Positive Befunde laufen über das jeweilige Gesundheitsamt, aber die machen nur rund neun Prozent der Tests aus. Die restlichen 91 Prozent - in Zahlen bedeutet das etwa 38000 Fälle - muss die KVB abarbeiten. Die Zeitangaben zur Mitteilung des negativen Ergebnisses könnten aber nur vage ausfallen, da es zahlreiche Unwägbarkeiten gibt, teilte KVB-Sprecher Axel Heise mit. Alle Prozesse seien "unter erheblichem Zeitdruck implementiert" worden, die Corona-Pandemie bedeute eine "singuläre Ausnahmesituation", umschrieb er die angespannte Lage.

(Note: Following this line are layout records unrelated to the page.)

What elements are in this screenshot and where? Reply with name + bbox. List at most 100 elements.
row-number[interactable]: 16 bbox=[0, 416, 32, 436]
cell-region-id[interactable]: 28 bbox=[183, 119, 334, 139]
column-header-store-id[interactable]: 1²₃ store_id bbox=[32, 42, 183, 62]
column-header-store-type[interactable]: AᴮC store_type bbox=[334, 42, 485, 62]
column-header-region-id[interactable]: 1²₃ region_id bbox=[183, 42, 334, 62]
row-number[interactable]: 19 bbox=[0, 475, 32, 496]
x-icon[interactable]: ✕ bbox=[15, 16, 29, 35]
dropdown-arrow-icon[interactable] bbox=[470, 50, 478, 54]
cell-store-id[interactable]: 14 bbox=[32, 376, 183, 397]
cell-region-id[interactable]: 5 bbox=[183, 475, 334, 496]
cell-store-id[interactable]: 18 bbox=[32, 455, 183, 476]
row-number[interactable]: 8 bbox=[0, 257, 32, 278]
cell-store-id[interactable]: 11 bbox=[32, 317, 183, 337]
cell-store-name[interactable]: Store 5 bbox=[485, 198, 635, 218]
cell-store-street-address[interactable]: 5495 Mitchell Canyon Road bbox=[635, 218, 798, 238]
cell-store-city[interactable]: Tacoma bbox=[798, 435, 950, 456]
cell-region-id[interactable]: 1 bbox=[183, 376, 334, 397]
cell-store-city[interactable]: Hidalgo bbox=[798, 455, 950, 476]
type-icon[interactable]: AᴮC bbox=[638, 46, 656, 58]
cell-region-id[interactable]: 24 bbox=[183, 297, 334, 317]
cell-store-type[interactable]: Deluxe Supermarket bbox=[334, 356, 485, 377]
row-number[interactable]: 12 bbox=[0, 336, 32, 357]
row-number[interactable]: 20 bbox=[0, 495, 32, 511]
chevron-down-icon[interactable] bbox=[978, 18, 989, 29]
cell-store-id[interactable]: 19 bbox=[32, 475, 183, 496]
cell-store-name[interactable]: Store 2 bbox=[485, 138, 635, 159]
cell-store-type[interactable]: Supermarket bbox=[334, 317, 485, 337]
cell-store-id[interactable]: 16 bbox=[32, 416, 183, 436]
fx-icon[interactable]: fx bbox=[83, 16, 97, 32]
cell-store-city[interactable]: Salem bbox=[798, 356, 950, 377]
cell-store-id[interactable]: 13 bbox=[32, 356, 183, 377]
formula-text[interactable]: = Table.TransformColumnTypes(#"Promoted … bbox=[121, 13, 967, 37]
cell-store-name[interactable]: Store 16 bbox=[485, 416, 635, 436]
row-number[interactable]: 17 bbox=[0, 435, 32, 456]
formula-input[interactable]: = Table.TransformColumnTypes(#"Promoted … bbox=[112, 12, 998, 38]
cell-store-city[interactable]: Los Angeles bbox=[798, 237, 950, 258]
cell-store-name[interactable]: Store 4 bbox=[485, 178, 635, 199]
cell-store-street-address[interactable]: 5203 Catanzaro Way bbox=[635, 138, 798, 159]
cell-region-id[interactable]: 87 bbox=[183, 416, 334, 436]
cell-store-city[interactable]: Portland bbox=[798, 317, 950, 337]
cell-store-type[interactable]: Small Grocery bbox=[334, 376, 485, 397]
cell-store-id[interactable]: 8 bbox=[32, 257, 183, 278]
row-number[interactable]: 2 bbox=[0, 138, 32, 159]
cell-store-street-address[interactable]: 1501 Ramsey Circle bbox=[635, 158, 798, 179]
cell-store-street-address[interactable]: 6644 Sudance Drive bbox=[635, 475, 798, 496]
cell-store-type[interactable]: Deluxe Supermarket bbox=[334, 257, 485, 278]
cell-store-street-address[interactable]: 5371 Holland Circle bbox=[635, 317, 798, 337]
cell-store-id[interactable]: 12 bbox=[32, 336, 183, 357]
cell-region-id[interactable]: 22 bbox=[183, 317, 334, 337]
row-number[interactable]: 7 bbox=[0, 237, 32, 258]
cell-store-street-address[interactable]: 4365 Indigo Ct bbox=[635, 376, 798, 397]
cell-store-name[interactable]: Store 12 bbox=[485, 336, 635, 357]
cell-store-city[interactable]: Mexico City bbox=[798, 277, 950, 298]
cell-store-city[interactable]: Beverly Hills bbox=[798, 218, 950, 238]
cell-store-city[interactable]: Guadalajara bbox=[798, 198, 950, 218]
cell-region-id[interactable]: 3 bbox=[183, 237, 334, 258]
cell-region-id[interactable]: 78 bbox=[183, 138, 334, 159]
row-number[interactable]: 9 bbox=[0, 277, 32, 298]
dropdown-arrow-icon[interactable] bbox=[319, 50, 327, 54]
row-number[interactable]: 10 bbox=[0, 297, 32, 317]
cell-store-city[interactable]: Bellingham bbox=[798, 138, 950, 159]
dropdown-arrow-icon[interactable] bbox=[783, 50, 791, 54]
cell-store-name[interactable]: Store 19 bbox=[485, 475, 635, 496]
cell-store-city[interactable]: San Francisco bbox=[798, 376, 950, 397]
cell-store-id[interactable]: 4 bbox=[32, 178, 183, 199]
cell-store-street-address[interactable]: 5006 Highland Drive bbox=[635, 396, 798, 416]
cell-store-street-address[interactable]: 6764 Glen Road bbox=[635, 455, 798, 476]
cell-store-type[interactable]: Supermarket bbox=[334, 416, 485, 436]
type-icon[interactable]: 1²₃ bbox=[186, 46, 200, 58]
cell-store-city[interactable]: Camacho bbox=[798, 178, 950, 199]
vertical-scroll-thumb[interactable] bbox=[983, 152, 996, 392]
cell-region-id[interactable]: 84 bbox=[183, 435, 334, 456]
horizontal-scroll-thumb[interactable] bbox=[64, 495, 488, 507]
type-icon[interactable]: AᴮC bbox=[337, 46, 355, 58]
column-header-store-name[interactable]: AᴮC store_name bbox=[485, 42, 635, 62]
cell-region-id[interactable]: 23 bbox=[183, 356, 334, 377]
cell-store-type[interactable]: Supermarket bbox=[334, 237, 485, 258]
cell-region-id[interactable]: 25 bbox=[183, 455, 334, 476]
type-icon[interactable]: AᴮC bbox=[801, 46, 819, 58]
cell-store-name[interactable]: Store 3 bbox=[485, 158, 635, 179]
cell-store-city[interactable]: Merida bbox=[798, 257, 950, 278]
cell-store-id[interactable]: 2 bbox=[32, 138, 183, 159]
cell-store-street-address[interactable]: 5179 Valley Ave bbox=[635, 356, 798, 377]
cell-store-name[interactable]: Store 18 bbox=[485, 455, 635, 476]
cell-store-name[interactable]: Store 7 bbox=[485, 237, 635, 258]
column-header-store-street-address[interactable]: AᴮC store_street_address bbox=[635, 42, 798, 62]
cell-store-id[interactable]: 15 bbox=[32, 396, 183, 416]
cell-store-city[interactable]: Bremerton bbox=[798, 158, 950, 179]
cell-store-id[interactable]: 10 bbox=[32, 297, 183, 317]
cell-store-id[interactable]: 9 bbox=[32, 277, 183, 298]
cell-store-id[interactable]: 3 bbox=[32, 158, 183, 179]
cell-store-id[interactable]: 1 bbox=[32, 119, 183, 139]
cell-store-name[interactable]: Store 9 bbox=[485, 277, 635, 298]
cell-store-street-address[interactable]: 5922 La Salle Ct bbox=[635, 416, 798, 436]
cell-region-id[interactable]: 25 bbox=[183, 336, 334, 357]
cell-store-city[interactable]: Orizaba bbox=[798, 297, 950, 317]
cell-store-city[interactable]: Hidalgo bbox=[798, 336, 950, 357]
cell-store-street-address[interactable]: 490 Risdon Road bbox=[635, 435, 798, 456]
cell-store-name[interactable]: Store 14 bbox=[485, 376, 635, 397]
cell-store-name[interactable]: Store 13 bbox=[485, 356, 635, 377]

"Manchmal liegt es auch daran, dass Nachrecherchen notwendig oder die Leute schlicht nicht erreichbar sind." Um den Informationsfluss zu beschleunigen, wolle man nun SMS verschicken. "Dazu brauchen wir aber die Handynummern der Betroffenen, die wir erst neuerdings mit erfassen."